The most important book, in our house at least, was the Encyclopaedia Britannica. There's a myth in our house as to why we are missing one volume of this heavy reference book set. One version of it involves a bet, a drinking spree and an inability to pay for that month's edition of the series. Another version of it involves a simple loan-out that was never returned. Whichever it was, I'd often cause to curse the reasons why we hadn't got it, when the index books referred you to M-N... or was it P-Q...? These days, google is so much handier... and just as hard to interpret correctly!

Saturday, August 16, 2008

Lovely Books

Back to reality from Dublin on Thursday, an excellent reading, listening to all gathered in Chapters of Parnell Street. I love the themed readings, this one being Sun, Sand and Ice Cream, because it pushes you out of your normal reading choices and can sometimes urge you into writing about things you'd not considered before.

Most poets managed to link in the sun and the sand, in their readings, without too much stretching the framework. Good to hear the Galway contingent, Aoife & Celeste, who unfortunately had to turn around and head back to Galway. I bought their chapbook, Smoke & Skin, available from Lapwing, Belfast. I snuck in the ice-cream, reading the one posted below about Our Family. I cheated a wee bit on the sun, getting in a long poem that I wrote in June about boobs. It was its first outing ever at a reading and went down surprisingly well. Inspired, in part, as a riposte to Alan Gillis's 'The Lad,' I would post it, but it's under consideration at present.

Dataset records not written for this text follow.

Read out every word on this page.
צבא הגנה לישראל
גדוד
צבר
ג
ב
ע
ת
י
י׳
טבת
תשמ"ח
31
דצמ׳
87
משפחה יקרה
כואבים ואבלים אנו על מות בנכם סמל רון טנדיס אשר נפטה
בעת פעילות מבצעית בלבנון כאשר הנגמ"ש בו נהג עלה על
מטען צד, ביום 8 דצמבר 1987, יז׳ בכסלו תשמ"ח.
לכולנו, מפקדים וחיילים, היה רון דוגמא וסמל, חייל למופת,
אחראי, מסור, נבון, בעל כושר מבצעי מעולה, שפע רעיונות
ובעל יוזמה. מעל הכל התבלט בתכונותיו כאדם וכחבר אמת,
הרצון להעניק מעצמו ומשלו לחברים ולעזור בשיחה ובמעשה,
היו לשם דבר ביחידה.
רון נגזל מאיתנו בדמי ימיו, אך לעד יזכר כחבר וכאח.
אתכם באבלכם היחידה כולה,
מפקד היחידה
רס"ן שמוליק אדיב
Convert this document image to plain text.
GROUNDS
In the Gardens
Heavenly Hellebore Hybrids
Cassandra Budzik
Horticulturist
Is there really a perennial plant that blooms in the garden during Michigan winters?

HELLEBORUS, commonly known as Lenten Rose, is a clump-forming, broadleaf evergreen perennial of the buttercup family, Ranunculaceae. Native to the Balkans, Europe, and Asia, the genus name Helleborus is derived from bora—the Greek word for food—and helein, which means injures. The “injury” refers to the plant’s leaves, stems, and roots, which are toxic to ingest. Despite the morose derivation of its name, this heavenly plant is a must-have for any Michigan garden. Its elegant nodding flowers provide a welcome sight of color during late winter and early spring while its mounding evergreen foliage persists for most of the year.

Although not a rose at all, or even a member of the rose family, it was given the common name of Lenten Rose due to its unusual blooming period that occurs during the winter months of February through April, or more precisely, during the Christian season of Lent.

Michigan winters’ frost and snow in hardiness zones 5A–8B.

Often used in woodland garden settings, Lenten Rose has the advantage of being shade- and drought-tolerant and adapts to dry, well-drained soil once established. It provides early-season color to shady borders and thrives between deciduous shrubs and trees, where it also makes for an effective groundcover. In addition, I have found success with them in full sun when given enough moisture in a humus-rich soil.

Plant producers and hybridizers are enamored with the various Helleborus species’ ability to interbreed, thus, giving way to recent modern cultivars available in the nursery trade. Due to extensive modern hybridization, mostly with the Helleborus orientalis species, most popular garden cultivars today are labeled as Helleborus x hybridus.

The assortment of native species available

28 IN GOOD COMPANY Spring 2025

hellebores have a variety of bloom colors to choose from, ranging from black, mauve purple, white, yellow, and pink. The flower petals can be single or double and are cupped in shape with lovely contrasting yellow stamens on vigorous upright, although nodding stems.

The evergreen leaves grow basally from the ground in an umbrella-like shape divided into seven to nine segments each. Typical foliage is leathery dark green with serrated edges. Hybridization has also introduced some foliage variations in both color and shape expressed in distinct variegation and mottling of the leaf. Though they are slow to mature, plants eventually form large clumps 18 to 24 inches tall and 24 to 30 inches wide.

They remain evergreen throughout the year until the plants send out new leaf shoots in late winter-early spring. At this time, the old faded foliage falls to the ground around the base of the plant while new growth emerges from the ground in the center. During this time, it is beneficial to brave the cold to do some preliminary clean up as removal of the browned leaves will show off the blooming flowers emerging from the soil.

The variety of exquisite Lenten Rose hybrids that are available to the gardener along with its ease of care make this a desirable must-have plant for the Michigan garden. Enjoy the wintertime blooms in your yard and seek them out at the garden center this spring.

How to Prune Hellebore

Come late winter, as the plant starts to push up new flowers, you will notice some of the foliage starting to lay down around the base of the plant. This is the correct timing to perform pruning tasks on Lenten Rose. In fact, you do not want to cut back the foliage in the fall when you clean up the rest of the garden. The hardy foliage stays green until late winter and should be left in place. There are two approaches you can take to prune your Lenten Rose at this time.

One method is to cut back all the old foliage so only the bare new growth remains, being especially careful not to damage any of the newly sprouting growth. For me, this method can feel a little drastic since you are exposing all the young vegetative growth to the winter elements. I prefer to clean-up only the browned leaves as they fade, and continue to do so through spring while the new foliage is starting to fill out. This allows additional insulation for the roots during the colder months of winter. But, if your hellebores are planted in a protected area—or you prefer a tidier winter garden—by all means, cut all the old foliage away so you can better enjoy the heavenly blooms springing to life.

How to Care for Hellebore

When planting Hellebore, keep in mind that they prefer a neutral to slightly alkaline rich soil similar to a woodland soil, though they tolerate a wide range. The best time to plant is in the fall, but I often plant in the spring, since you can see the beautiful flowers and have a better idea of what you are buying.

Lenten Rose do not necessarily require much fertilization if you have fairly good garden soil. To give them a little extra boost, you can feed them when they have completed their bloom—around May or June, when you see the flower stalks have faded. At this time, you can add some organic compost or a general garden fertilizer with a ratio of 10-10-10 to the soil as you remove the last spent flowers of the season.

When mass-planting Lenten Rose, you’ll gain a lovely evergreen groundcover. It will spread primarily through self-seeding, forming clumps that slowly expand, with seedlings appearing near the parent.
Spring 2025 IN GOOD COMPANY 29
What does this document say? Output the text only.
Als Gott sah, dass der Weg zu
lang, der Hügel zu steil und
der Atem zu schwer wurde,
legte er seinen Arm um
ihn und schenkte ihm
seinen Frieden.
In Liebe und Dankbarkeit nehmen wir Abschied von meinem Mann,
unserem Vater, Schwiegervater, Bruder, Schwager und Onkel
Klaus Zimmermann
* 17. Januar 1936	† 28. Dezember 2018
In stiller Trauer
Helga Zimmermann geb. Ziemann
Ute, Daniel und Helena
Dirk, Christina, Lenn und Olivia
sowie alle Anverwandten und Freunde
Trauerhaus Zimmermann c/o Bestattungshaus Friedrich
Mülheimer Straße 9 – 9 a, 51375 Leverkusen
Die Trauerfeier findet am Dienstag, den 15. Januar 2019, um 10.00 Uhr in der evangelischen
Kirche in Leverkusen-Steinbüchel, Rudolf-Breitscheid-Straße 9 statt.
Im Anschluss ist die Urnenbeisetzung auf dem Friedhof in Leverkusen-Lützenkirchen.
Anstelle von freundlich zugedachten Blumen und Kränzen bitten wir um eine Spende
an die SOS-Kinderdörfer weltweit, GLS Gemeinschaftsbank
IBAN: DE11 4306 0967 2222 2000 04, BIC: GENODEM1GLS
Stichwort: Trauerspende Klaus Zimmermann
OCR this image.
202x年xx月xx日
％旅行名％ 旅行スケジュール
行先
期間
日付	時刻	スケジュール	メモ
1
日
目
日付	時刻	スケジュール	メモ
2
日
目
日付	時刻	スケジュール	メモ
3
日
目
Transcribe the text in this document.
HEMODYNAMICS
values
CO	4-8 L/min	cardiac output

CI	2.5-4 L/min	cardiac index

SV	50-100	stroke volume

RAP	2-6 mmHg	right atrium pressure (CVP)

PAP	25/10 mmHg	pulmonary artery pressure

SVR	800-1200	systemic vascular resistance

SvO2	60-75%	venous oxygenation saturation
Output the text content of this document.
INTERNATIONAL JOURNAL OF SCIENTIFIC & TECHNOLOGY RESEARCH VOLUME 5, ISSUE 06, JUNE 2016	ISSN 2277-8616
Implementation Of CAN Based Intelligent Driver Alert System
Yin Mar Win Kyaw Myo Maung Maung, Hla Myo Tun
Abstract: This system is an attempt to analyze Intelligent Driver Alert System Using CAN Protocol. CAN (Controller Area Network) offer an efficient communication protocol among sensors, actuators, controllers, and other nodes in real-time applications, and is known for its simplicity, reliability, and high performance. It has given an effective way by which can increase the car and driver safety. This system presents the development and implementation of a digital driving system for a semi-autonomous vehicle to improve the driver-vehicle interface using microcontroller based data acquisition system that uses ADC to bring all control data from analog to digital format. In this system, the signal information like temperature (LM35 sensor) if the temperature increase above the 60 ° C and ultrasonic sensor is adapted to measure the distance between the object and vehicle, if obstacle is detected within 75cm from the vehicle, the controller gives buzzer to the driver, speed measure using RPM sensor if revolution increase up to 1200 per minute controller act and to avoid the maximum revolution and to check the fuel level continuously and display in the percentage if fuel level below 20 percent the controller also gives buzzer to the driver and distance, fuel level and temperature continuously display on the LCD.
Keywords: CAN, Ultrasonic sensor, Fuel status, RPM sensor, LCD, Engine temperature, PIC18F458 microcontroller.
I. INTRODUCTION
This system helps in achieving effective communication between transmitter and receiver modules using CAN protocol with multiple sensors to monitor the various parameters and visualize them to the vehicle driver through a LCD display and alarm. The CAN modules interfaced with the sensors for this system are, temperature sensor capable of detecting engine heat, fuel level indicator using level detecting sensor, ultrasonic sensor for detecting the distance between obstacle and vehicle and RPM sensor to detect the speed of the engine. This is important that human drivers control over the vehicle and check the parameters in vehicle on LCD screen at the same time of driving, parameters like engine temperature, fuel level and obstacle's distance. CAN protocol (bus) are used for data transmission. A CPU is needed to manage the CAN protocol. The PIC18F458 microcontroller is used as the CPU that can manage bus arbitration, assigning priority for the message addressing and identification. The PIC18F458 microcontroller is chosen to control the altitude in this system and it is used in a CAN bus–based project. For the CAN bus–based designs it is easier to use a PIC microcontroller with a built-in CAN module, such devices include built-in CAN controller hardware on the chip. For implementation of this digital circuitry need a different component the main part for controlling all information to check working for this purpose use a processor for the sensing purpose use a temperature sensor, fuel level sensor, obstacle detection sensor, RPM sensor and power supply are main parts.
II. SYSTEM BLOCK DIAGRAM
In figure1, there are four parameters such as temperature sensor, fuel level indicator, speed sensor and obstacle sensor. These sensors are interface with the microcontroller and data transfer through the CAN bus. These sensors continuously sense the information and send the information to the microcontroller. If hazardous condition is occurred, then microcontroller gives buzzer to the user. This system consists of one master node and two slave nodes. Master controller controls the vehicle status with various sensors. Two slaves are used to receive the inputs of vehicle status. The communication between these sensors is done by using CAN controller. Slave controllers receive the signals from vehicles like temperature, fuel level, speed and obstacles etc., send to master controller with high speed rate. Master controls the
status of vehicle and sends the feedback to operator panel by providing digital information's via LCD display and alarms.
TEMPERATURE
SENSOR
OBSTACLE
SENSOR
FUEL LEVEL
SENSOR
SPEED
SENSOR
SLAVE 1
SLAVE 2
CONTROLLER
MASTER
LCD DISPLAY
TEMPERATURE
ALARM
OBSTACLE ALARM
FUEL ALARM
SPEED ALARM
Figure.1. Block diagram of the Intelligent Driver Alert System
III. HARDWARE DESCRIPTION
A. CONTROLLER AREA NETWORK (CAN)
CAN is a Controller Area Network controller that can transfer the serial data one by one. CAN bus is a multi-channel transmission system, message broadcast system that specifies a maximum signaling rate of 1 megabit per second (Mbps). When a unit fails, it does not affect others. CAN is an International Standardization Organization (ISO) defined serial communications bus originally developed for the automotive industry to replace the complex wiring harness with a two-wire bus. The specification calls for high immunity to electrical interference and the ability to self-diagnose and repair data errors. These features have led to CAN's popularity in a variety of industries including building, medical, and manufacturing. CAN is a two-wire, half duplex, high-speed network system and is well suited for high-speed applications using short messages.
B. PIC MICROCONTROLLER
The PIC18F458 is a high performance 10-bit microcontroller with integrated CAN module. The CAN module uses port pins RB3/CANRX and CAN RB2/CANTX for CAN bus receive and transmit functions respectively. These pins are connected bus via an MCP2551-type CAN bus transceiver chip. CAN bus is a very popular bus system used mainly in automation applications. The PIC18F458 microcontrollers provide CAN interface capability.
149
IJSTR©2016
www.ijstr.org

Fingers crossed, eh?

I went on a mini book-buying spree in Hidges Foggis, buying Mick Imlah's 'The Lost Leader,' one I couldn't get back in June, for love or money; a selected of John Hewitt, a selected of Michael Longley and the recent short story collection by Claire Keegan, 'Walk the Blue Fields.' I read the first story set in Achill in the Heinrich Boll cottage (and laughed), whilst sitting on the grass in Stephen's Green - a little hard to imagine the sunshine of Thursday against the storm-lashed day that's outside now! I've since read the opening poems of Imlah's - bloomin 'eck. Great stuff.

Thursday, October 11, 2007

A London Blogmeet... and a Launch!

Plans are afoot for a blogmeet for Bookarazzi members in central London. I thought I would go too, since it's nice to have faces to put to names and really talk books with everyone there... and then I thought about tucking copies of Kairos in my suitcase and erm, well, launching it there... and then I remembered that I'm 40 on the weekend in question...

It's the 1st of December, and I can't think of a better way to celebrate it... how about you?

Monday, October 01, 2007

Tagged for a book meme!

1. Total number of books owned - Erm, I really can't count them all - they're in every room of the house and the attic. Even the smallest room. Even the car. Even the garden shed. I have the inherited family 'book sickness.'


2. Last book bought - Hugh O'Donnell's Planting a Mouth; bought and signed at his wonderful launch in Dublin: really complete and beautiful poetry too.




3. Last book read - The Man With Night Sweats, Thom Gunn; The Truth of Poetry, Michael Hamburger (still reading this one); The Children of Hurin, Ed. Christopher Tolkien; Northern Lights, Philip Pullman (I read about four or five at a time and often re-read books that I've read before for comfort too). Okay, that might be cheating!


4. Five books which mean a lot to you.

Stranger Music by Leonard Cohen - a selected poetry and songs.


Gilgamesh, English version by Stephen Mitchell - a very contemporary, yet mythological account of the Epic of Gilgamesh.


The Song of Taliesin by John Matthews - oops does my interest in myths show.


The White Goddess by Robert Graves - without this I'd never have had all those poetic arguments in my head.


And John Toland's Christianity not Mysterious, a very precious book indeed for all the philosphical treatises that came from it and indeed for its rarity.


Taggees: Belle, Colin Will, and Cyberscribe - everyone else seems to have done it already!